Shrinking the justice gap: Rethinking access to justice for migrants in the Global South

This discussion paper was originally published via the United Nations University Centre for Policy Research (UNU-CPR). Learn more about their work here. The discussion paper is authored by Caroline Nalule, Heaven Crawley and Diana Zacca Thomaz.


Access to justice is essential for the realization and assertion of an individual’s human rights in both domestic and international law. Access to justice is also recognized by the United Nations as integral to delivery of the Sustainable Development Goals (SDGs), inclusive growth, and the commitment to leave no one behind. This is evidenced by the inclusion of SDG target 16.3, which commits all Member States to “promote the rule of law at the national and international levels, and ensure equal access to justice for all.” Likewise, the Organisation for Economic Co-operation and Development (OECD) notes that the “inability to resolve legal problems diminishes access to economic opportunity, reinforces the poverty trap, and undermines human potential and inclusive growth.”

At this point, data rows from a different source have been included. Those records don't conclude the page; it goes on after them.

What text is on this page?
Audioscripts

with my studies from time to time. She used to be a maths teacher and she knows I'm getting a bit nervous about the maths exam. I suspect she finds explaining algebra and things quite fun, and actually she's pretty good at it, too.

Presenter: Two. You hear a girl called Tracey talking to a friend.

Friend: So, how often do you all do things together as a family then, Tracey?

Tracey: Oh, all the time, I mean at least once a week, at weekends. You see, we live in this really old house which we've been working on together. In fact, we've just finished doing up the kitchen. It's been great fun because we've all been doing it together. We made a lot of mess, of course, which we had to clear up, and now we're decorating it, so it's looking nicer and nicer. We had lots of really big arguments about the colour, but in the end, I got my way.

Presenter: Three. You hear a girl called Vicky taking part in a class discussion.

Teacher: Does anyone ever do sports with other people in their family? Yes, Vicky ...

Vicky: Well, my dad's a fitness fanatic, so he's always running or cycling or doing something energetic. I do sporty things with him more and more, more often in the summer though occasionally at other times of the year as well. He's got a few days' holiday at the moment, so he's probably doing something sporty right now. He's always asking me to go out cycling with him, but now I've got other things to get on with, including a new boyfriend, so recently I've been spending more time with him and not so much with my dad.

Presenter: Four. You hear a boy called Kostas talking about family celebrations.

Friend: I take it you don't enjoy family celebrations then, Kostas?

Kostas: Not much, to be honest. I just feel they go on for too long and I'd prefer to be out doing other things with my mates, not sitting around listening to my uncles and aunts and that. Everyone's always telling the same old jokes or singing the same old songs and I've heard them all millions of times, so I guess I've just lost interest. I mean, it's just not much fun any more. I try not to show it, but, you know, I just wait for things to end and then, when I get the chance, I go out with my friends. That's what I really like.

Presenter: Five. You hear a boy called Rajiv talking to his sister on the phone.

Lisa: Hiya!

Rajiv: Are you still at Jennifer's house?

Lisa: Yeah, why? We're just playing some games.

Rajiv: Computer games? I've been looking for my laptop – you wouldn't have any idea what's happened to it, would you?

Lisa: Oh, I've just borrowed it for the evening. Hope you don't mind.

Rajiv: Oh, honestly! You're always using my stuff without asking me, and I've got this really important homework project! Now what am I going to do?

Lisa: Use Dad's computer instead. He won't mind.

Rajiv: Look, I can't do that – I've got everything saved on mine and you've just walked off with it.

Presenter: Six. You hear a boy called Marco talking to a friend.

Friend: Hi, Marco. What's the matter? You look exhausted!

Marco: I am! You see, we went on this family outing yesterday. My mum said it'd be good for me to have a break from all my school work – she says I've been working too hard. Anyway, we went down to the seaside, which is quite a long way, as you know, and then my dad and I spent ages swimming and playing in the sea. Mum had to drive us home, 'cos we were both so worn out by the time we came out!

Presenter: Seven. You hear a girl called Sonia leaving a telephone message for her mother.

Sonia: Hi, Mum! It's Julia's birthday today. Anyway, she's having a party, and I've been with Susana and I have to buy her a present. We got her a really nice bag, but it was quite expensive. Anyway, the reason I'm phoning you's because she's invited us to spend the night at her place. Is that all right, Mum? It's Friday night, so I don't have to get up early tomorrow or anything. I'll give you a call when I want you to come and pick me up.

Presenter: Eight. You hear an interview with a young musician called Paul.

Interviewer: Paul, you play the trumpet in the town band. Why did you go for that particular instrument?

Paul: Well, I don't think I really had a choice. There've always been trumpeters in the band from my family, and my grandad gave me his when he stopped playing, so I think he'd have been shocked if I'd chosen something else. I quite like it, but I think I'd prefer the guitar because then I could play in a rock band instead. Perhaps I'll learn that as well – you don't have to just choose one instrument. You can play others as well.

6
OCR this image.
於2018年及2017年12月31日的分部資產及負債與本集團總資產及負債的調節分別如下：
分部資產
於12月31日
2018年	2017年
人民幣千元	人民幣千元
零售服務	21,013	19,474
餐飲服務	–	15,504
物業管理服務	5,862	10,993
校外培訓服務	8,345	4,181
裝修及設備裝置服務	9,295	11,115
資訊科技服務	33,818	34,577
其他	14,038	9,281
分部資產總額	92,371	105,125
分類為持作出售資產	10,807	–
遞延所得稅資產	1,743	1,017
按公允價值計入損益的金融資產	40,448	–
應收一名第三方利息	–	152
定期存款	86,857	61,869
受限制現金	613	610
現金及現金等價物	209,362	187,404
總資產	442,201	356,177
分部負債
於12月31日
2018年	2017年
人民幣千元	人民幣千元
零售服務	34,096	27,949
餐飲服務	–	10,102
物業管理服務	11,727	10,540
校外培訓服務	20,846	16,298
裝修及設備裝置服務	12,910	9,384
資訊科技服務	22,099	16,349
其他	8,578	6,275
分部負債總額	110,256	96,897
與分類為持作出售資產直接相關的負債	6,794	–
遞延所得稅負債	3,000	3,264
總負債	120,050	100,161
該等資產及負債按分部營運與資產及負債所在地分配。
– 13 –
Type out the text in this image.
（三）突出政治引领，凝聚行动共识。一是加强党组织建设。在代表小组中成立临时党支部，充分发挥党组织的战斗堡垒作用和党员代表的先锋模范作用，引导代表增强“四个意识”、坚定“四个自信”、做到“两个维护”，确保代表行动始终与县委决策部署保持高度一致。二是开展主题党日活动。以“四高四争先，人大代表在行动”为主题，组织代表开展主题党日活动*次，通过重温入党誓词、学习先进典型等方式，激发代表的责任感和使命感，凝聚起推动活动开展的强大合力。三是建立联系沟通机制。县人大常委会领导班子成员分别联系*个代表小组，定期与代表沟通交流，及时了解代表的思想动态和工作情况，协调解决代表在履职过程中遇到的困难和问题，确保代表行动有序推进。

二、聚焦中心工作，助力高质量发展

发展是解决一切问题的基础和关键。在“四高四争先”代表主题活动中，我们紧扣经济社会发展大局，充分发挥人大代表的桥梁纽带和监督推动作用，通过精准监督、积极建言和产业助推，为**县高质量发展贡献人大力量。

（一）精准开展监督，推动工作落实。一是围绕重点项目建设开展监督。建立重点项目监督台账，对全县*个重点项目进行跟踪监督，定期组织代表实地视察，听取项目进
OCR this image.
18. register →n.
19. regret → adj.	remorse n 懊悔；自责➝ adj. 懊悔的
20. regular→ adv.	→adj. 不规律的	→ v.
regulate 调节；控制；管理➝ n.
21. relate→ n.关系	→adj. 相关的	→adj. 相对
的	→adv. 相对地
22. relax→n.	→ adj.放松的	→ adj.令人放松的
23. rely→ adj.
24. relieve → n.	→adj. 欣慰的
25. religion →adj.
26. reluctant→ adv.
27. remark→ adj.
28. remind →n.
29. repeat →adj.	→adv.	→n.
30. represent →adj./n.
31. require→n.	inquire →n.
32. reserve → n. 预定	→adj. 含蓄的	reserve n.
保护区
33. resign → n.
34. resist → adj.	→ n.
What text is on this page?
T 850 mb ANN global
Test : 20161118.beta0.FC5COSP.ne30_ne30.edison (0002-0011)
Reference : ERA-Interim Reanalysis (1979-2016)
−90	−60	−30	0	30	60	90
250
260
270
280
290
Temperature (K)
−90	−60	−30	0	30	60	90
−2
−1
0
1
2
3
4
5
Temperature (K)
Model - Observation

Despite this, there remains a significant ‘global justice gap,’ which undermines access to justice for individuals and delivery of the human development agenda. Approximately two-thirds of the world’s population – roughly 5.1 billion people – lack meaningful access to justice. They either cannot obtain justice for civil, administrative or criminal problems, are excluded from the opportunities that the law provides, or live in conditions of extreme injustice. This problem is particularly acute for migrants, many of whom face economic, social, cultural, linguistic, structural, institutional and, at times, legal barriers to accessing justice. Regardless of their nationality or reasons for moving, migrants enjoy the same fundamental human rights as all human beings under international human rights law. For some of those who decide to cross an international border, migration is a positive and empowering experience. Yet for many others, the lack of rights-based systems of migration governance – or the inability to access such systems where they exist – is creating a human rights crisis at borders and in countries of origin and destination.